The days are surely coming, says the LORD, when I will make a new covenant with the house of Israel and the house of Judah. It will not be like the covenant that I made with their ancestors when I took them by the hand to bring them out of the land of Egypt– a covenant that they broke

When my parents first took on the responsibility of parenting me, they made some implicit promises – to me and to society at large. They were promising to feed me, change my diaper, stay up with me when I cried through the night, and nurture me with parental love.

They didn’t have to sign a dotted-line – and neither did they look me in the eyes and say that they would do this, so help them God. It was a given.

But, they were promises to be kept, and they were.

And, those promises couldn’t just stay the same. When I was five years old, they still had to ‘feed me,’ but not in the sense of putting a bottle or spoon in my mouth when I cried. The promise changed, implicitly, to making nutritious food available to me to consume – and to make sure that I ate all my veggies so I could grow up ‘big and strong.’ They no longer had to change diapers, but they had to care for my tiny body in different ways. And, when I was five, there was a new promise: they promised to educate me, to get me to school properly dressed and with a lunch box in hand.

As the years went on the promises changed over and over again. Soon the promises had to do with making sure I was acquiring and maintaining appropriate relationships with my peers – in cub scouts and in church. Later they promised to drive me day-in-and-day-out to youth group, to choir practice, to drama rehearsals, and they promised to sit on sunny days and miserable days on cold bleacher seats and watch me run around the track.

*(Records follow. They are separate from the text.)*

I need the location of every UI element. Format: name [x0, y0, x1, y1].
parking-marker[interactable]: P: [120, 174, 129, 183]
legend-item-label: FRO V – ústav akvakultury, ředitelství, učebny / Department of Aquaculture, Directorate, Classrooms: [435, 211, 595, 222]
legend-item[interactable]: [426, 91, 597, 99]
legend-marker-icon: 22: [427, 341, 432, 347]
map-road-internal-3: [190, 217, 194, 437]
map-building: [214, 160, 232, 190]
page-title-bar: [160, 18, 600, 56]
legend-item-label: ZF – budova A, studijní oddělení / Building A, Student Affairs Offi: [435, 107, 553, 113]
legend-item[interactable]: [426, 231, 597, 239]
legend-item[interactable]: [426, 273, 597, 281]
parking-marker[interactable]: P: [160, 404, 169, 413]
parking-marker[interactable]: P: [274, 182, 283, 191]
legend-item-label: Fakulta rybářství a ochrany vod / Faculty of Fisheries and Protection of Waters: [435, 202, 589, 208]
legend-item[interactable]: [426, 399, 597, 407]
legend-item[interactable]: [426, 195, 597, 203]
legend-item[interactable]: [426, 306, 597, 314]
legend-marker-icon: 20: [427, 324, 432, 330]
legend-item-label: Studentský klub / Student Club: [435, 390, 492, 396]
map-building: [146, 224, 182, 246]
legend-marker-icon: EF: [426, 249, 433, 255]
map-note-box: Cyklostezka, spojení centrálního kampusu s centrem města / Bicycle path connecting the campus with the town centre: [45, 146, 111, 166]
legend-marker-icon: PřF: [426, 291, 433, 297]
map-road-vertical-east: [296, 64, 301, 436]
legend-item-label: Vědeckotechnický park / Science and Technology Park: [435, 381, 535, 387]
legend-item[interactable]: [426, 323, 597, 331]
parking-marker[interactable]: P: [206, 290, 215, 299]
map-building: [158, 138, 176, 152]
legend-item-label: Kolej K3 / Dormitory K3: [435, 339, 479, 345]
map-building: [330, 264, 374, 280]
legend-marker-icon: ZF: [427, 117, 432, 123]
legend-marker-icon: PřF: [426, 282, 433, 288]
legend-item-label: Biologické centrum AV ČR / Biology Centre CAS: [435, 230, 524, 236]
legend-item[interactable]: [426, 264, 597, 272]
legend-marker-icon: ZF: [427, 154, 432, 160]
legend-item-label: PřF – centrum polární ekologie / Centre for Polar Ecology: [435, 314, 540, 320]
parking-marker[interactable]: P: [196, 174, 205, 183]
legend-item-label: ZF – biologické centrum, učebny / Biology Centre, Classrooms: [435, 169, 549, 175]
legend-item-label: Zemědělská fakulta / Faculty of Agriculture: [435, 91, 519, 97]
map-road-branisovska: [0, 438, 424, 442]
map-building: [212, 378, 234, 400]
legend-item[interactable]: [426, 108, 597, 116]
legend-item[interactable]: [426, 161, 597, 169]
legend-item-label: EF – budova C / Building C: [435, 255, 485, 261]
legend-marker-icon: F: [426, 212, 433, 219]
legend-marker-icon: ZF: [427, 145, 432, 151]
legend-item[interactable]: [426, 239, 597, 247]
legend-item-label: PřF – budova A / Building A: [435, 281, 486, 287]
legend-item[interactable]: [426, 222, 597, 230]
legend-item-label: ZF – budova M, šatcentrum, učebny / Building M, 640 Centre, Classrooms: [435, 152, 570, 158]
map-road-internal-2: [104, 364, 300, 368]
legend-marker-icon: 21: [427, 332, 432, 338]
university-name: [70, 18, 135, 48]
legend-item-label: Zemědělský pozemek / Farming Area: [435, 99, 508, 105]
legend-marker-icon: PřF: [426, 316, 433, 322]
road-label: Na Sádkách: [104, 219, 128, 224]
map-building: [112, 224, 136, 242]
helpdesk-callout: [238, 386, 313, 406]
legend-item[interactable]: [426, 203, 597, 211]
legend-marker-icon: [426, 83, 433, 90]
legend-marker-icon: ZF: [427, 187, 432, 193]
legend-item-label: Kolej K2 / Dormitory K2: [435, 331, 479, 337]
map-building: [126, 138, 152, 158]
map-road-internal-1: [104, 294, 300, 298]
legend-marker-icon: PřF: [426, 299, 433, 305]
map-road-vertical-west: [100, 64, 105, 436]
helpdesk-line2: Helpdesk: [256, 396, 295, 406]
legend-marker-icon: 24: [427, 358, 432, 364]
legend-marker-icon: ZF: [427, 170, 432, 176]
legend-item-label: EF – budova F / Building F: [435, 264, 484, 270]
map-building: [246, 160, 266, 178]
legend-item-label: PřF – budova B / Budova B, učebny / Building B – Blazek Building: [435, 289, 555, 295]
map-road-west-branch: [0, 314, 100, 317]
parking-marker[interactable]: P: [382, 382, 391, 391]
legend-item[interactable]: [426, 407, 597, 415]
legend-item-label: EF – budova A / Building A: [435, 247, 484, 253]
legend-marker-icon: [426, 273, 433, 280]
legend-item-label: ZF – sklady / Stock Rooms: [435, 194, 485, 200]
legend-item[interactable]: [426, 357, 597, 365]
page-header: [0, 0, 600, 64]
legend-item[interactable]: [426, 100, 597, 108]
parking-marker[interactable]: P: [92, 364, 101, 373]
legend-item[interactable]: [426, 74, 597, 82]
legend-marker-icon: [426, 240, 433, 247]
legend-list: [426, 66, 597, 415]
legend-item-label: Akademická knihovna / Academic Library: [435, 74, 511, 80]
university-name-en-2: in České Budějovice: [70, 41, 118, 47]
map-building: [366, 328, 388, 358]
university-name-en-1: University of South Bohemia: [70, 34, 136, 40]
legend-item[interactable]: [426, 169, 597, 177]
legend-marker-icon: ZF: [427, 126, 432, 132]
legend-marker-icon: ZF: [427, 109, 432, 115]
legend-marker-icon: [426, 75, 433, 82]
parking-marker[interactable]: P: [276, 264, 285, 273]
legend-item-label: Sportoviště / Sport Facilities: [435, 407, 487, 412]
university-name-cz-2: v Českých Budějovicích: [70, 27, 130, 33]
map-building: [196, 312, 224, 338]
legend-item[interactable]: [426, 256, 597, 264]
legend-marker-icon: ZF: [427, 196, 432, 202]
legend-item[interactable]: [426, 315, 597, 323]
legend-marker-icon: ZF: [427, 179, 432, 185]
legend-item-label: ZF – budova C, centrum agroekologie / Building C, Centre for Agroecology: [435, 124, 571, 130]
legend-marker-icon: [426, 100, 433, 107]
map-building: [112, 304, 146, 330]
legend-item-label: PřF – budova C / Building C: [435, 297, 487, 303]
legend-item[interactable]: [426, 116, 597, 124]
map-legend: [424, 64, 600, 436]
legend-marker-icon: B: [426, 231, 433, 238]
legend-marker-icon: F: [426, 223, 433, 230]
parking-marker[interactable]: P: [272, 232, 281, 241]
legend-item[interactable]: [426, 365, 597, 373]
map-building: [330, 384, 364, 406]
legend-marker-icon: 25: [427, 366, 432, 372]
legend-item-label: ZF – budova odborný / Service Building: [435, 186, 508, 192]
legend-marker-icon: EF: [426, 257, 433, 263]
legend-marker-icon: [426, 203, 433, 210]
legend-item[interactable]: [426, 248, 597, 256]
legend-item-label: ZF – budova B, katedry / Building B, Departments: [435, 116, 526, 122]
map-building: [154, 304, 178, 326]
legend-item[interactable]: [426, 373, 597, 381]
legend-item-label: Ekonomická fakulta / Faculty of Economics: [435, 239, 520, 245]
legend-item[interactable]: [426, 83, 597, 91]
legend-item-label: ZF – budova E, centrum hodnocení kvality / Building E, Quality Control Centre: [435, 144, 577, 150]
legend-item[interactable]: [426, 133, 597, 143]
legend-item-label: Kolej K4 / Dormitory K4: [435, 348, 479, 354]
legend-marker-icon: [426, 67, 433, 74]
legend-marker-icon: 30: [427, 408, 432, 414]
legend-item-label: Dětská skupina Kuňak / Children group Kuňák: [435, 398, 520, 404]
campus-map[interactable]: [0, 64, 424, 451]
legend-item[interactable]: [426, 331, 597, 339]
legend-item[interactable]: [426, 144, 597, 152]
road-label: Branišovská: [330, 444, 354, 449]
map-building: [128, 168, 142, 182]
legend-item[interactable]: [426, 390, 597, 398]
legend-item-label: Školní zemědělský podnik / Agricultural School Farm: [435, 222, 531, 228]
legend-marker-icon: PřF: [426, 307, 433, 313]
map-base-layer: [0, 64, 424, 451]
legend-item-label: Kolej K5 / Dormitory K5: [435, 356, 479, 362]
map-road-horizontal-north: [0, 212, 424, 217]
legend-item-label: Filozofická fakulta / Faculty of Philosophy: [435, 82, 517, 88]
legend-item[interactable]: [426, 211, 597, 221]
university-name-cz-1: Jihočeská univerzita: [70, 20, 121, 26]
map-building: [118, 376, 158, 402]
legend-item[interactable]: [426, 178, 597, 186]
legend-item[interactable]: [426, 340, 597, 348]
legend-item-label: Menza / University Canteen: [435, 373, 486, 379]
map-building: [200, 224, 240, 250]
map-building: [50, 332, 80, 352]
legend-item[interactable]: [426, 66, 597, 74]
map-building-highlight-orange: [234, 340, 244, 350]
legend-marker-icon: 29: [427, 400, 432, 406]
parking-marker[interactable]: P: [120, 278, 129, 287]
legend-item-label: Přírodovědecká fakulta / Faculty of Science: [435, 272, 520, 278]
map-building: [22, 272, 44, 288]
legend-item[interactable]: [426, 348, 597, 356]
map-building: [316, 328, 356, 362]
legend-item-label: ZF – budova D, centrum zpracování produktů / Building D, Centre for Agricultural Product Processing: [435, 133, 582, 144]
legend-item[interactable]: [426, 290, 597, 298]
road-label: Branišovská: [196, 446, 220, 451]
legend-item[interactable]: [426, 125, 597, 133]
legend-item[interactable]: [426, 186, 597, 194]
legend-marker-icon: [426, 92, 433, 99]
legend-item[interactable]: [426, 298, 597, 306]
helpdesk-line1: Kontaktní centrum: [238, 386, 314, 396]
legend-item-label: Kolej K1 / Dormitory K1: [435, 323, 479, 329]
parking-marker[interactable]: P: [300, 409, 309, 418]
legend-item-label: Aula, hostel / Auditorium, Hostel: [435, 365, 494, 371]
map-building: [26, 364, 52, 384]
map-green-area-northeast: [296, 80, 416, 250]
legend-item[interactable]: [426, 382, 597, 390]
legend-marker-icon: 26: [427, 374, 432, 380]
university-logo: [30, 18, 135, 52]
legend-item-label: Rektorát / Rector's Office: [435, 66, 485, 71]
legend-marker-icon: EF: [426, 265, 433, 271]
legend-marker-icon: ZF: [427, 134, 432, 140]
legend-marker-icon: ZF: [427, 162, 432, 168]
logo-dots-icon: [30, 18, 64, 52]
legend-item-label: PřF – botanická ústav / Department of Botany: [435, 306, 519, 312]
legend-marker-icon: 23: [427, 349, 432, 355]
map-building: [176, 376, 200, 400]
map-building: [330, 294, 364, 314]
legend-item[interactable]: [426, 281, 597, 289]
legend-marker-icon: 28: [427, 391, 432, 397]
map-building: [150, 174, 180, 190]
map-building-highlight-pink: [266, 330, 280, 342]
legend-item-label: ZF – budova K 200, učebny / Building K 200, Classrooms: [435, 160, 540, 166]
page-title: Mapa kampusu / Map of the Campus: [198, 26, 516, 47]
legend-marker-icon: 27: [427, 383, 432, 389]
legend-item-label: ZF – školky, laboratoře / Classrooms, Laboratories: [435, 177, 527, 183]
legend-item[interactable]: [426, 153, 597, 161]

And, of course, that all changed again when I went to college, when I began my adult life, when I got married, and when we had kids of our own.

The relationship between a parent and child is one that is meant to embody love, devotion, and dedication. But, the ways that that love and devotion are manifest change. The core of the relationship never does, but how it’s lived out changes as each stage of life is entered and an old stage of life expires.

The same is true of God. God has loved us since the moment that He created us. That love has never changed – but how that love is manifest has changed over and over again. God related to us differently in Eden than He did in Egypt. Differently with Abraham, Isaac and Jacob than he did in the time of Jesus. And, differently with the early church than when the Heavenly City of Zion will one day descend and a new heaven and a new earth is manifest.

After the flood waters receded God made a covenant with Noah, his family, and all creation. He would never flood the earth again. The sign of the covenant was the rainbow that was set in the sky.

Years later he talked to Abraham, and told him that he would be the God of his family forever-after, and that he would give them a land. And Abraham’s side of the covenant – and the sign of the covenant itself – was circumcision. All Abraham’s family forever-after was to be circumcised.

Then God enriched the covenant with Moses on top of Mt. Sinai with the giving of a new law, and the coming promise of a land flowing with milk and honey, and the abiding presence of God.

And then, on another mountaintop, God ratified a New Covenant with all people, as Jesus died on a cross. And the sign of this covenant was bread broken, and a cup of wine shared, for the forgiveness of sins.

The story of God and humanity is a covenant-story. And the story tells us, and shows us, over and over again, that God always seeks to be in relationship with us. And, admittedly, the story also shows how we always try to wriggle out of the deal. And, yet, God never stops the pursuit.

And, because humanity is constantly growing, and evolving, and changing (and finding new and creative ways to sin) God’s relationship with us is always changing and evolving.

His love never ends. That love never changes. But, how he loves us, and how he seeks us in relationship, and the very terms of the relationship are always in flux.

How has your relationship with God changed through the years? How do you
imagine your relationship with God will continue to change?